Man baut fortan auf echte Schauspieler
SALZBURGER ADVENTSINGEN
10/10/12 Lang steht die Welt nicht mehr! Beim traditionellen Pressegespräch des Salzburger Adventsingens hat der langjährige Bühnenbildner Dietmar Solt seine diesjährigen Ideen in Form einer 3D-Animation vorgestellt. Nicht ohne zu verraten, dass diesem virtuellen Entwurf die traditionelle Arbeit mit Blatt und Pinsel vorangehe.
Von Reinhard Kriechbaum
Die neuen Medien haben also voll zugeschlagen. Freilich: Tiefer und weniger breit macht auch eine Animation, die an den IKEA-Küchenplaner erinnert, den Raum vor dem Eisernen Vorhang im Großen Festspielhaus nicht. Dort wird man sich also auch bei der Wiederaufnahme von Tobias Reisers szenischem Oratorium „Sonst bliebe es ein Traum“ nach der Decke strecken müssen.
Eine ganz entscheidende Neuerung: Man setzt fürderhin auf echte Schauspieler. Adventsingen-Leiter Hans Köhl sieht darin einen „Sprung zur Professionalisierung“: „Erstmals wählen wir nicht aus einem Kollegium von Laienschauspielern aus.“ Die neue Regisseurin Caroline Richards hat ein Ensemble zusammengestellt, dem unter anderem die lange in München engagierte Doris Goldner und der derzeit im Landestheater Niederösterreich engagierte Rainer Doppler angehören. Alexandra Tichy kennt man in Salzburg noch aus Landestheater-Zeiten, Irmgard Sohm ist hierzulande auch keine Unbekannte.
Das Gesangs-Kernteam beim Adventsingen ist seit vielen Jahren stabil: Simone Vierlinger ist wieder die Maria, Bernhard Teufl der Josef, Ilse Grießenauer singt und spielt die Elisabeth und Magdalena Hinz den Engel, der heuer leibhaftig auftritt. Für die Sopranistin Simone Vierlinger sei das Adventsingen die erste große Bühnen-Herausforderung gewesen, unterdessen baue sie eine schöne Karriere auf, freut sich der Dirigent Herbert Böck. Das Adventsingen habe also manchmal Sprungbrettfunktion.

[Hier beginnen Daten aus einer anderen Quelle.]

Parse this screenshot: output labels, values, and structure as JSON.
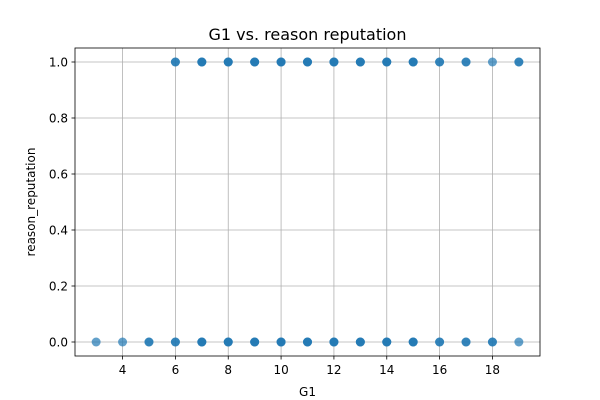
{
  "chart_data": {
    "type": "scatter",
    "title": "G1 vs. reason reputation",
    "xlabel": "G1",
    "ylabel": "reason_reputation",
    "xlim": [
      2.2,
      19.8
    ],
    "ylim": [
      -0.05,
      1.05
    ],
    "xticks": [
      4,
      6,
      8,
      10,
      12,
      14,
      16,
      18
    ],
    "yticks": [
      0.0,
      0.2,
      0.4,
      0.6,
      0.8,
      1.0
    ],
    "ytick_labels": [
      "0.0",
      "0.2",
      "0.4",
      "0.6",
      "0.8",
      "1.0"
    ],
    "grid": true,
    "legend": "none",
    "series": [
      {
        "color": "#1f77b4",
        "opacity": 0.7,
        "points": [
          {
            "x": 3,
            "y": 0
          },
          {
            "x": 4,
            "y": 0
          },
          {
            "x": 5,
            "y": 0
          },
          {
            "x": 5,
            "y": 0
          },
          {
            "x": 6,
            "y": 0
          },
          {
            "x": 6,
            "y": 0
          },
          {
            "x": 7,
            "y": 0
          },
          {
            "x": 7,
            "y": 0
          },
          {
            "x": 7,
            "y": 0
          },
          {
            "x": 8,
            "y": 0
          },
          {
            "x": 8,
            "y": 0
          },
          {
            "x": 8,
            "y": 0
          },
          {
            "x": 9,
            "y": 0
          },
          {
            "x": 9,
            "y": 0
          },
          {
            "x": 9,
            "y": 0
          },
          {
            "x": 10,
            "y": 0
          },
          {
            "x": 10,
            "y": 0
          },
          {
            "x": 10,
            "y": 0
          },
          {
            "x": 11,
            "y": 0
          },
          {
            "x": 11,
            "y": 0
          },
          {
            "x": 11,
            "y": 0
          },
          {
            "x": 12,
            "y": 0
          },
          {
            "x": 12,
            "y": 0
          },
          {
            "x": 12,
            "y": 0
          },
          {
            "x": 13,
            "y": 0
          },
          {
            "x": 13,
            "y": 0
          },
          {
            "x": 13,
            "y": 0
          },
          {
            "x": 14,
            "y": 0
          },
          {
            "x": 14,
            "y": 0
          },
          {
            "x": 14,
            "y": 0
          },
          {
            "x": 15,
            "y": 0
          },
          {
            "x": 15,
            "y": 0
          },
          {
            "x": 15,
            "y": 0
          },
          {
            "x": 16,
            "y": 0
          },
          {
            "x": 16,
            "y": 0
          },
          {
            "x": 17,
            "y": 0
          },
          {
            "x": 17,
            "y": 0
          },
          {
            "x": 18,
            "y": 0
          },
          {
            "x": 18,
            "y": 0
          },
          {
            "x": 19,
            "y": 0
          },
          {
            "x": 6,
            "y": 1
          },
          {
            "x": 6,
            "y": 1
          },
          {
            "x": 7,
            "y": 1
          },
          {
            "x": 7,
            "y": 1
          },
          {
            "x": 7,
            "y": 1
          },
          {
            "x": 8,
            "y": 1
          },
          {
            "x": 8,
            "y": 1
          },
          {
            "x": 8,
            "y": 1
          },
          {
            "x": 9,
            "y": 1
          },
          {
            "x": 9,
            "y": 1
          },
          {
            "x": 9,
            "y": 1
          },
          {
            "x": 10,
            "y": 1
          },
          {
            "x": 10,
            "y": 1
          },
          {
            "x": 10,
            "y": 1
          },
          {
            "x": 11,
            "y": 1
          },
          {
            "x": 11,
            "y": 1
          },
          {
            "x": 11,
            "y": 1
          },
          {
            "x": 12,
            "y": 1
          },
          {
            "x": 12,
            "y": 1
          },
          {
            "x": 12,
            "y": 1
          },
          {
            "x": 13,
            "y": 1
          },
          {
            "x": 13,
            "y": 1
          },
          {
            "x": 13,
            "y": 1
          },
          {
            "x": 14,
            "y": 1
          },
          {
            "x": 14,
            "y": 1
          },
          {
            "x": 14,
            "y": 1
          },
          {
            "x": 15,
            "y": 1
          },
          {
            "x": 15,
            "y": 1
          },
          {
            "x": 15,
            "y": 1
          },
          {
            "x": 16,
            "y": 1
          },
          {
            "x": 16,
            "y": 1
          },
          {
            "x": 17,
            "y": 1
          },
          {
            "x": 17,
            "y": 1
          },
          {
            "x": 18,
            "y": 1
          },
          {
            "x": 19,
            "y": 1
          },
          {
            "x": 19,
            "y": 1
          }
        ]
      }
    ]
  }
}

Tobias Reisers szenisches Oratorium „Sonst bliebe es ein Traum“ war von 1989 bis 1991 zu sehen, Wiederaufnahmen gab es 1995 und 2005. Natürlich wird immer wieder nachjustiert, so wird es diesmal gar 52 statt ursprünglich 30 Musiknummern geben, bei gleicher Spieldauer. Man erreiche viel mit Verdichtung, erklärt Hans Köhl. Klemens Vereno ist der Komponist. Dass das neu Geschriebene und die Volksmusik wie selbstverständlich ineinanderfließen, zeichne das Adventsingen aus, so der musikalische Leiter Herbert Böck.
Carloline Richards, sonst vor allem im Kinder- und Jugendtheaterbereich im Kleinen Theater tätig, ist als Regisseurin also nun mit ganz anderen Dimensionen konfrontiert. Die gebürtige Engländerin, die Schauspiel an der Ecole Jacques Lecoq in Paris studiert hat, lebt und arbeitet seit 21 Jahren in Salzburg. „Eine extrem romantische Geschichte, die sich nicht in der Realität verbohrt“, befindet sie über den Text von Tobias Reiser.
Beim Salzburger Heimatwerk zeigt man sich zufrieden über den Vorverkauf. 33.000 Karten kommen in den Verkauf. Eine auffallende Entwicklung sei, so der fürs Wirtschaftliche Verantwortliche Stefan Sperr, „dass Nachmittagsvorstellungen immer beliebter werden“. Vier Vorstellungen seien bisher ausverkauft, generell seien die Karten in den teuersten Kategorien ebenfalls schon ausgebucht.
Das Lied „Stille Nacht“ ist verpönt beim Adventsingen, eben weil es ein Weihnachts- und kein Adventlied ist. Warum der Liedanfang trotzdem auftaucht auf der Musikliste? Man hat eine „Hirtenversion“ aufgestöbert, die zwar mit den Worten „Stille Nach, heilige Nacht“ anfängt, aber dann anders weitergeht. Ein uralter Mann in Flachau hat das Lied in den neunziger Jahren Volksliedforschern vorgesungen.